From 7b7d81d09e4168a901cf14eb78f33d5725a75875 Mon Sep 17 00:00:00 2001
From: Vishakha Agarwal <agarwalvishakha18@gmail.com>
Date: Tue, 25 Jun 2019 14:09:47 +0530
Subject: [PATCH] Follow bandit B105: hardcoded_password_string

tox -e bandit failing due to the string 'token'
in [1]. According to the bandit 105 any password
assigned to a string should not contain any of the
variables in [2]

[1]https://github.com/openstack/python-keystoneclient/blob/master/keystoneclient/common/cms.py#L41
[2]https://bandit.readthedocs.io/en/latest/plugins/b105_hardcoded_password_string.html

Change-Id: I822e1195532df2b701f10087cabceda458211986
---
 keystoneclient/common/cms.py | 3 ++-
 1 file changed, 2 insertions(+), 1 deletion(-)

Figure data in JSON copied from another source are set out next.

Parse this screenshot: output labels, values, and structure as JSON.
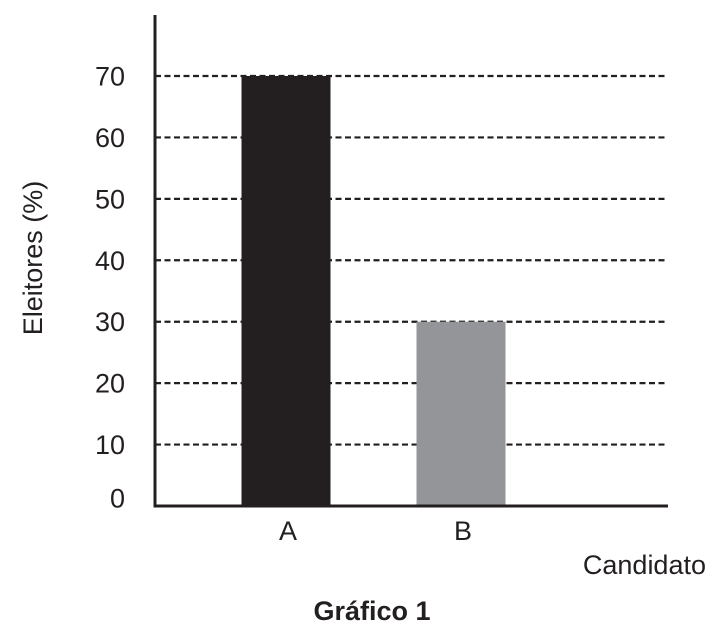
{
  "chart_data": {
    "type": "bar",
    "categories": [
      "A",
      "B"
    ],
    "values": [
      70,
      30
    ],
    "colors": [
      "#231f20",
      "#939598"
    ],
    "title": "Gráfico 1",
    "xlabel": "Candidato",
    "ylabel": "Eleitores (%)",
    "ylim": [
      0,
      70
    ],
    "yticks": [
      0,
      10,
      20,
      30,
      40,
      50,
      60,
      70
    ],
    "grid": true,
    "grid_style": "dashed",
    "axis_color": "#231f20"
  }
}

diff --git a/keystoneclient/common/cms.py b/keystoneclient/common/cms.py
index 9c3e0bdfb..abd6ef6b7 100644
--- a/keystoneclient/common/cms.py
+++ b/keystoneclient/common/cms.py
@@ -38,7 +38,8 @@ PKI_ASN1_PREFIX = 'MII'
 PKIZ_PREFIX = 'PKIZ_'
 PKIZ_CMS_FORM = 'DER'
 PKI_ASN1_FORM = 'PEM'
-DEFAULT_TOKEN_DIGEST_ALGORITHM = 'sha256'
+# Adding nosec since this fails bandit B105, 'Possible hardcoded password'.
+DEFAULT_TOKEN_DIGEST_ALGORITHM = 'sha256'  # nosec
 
 
 # The openssl cms command exits with these status codes.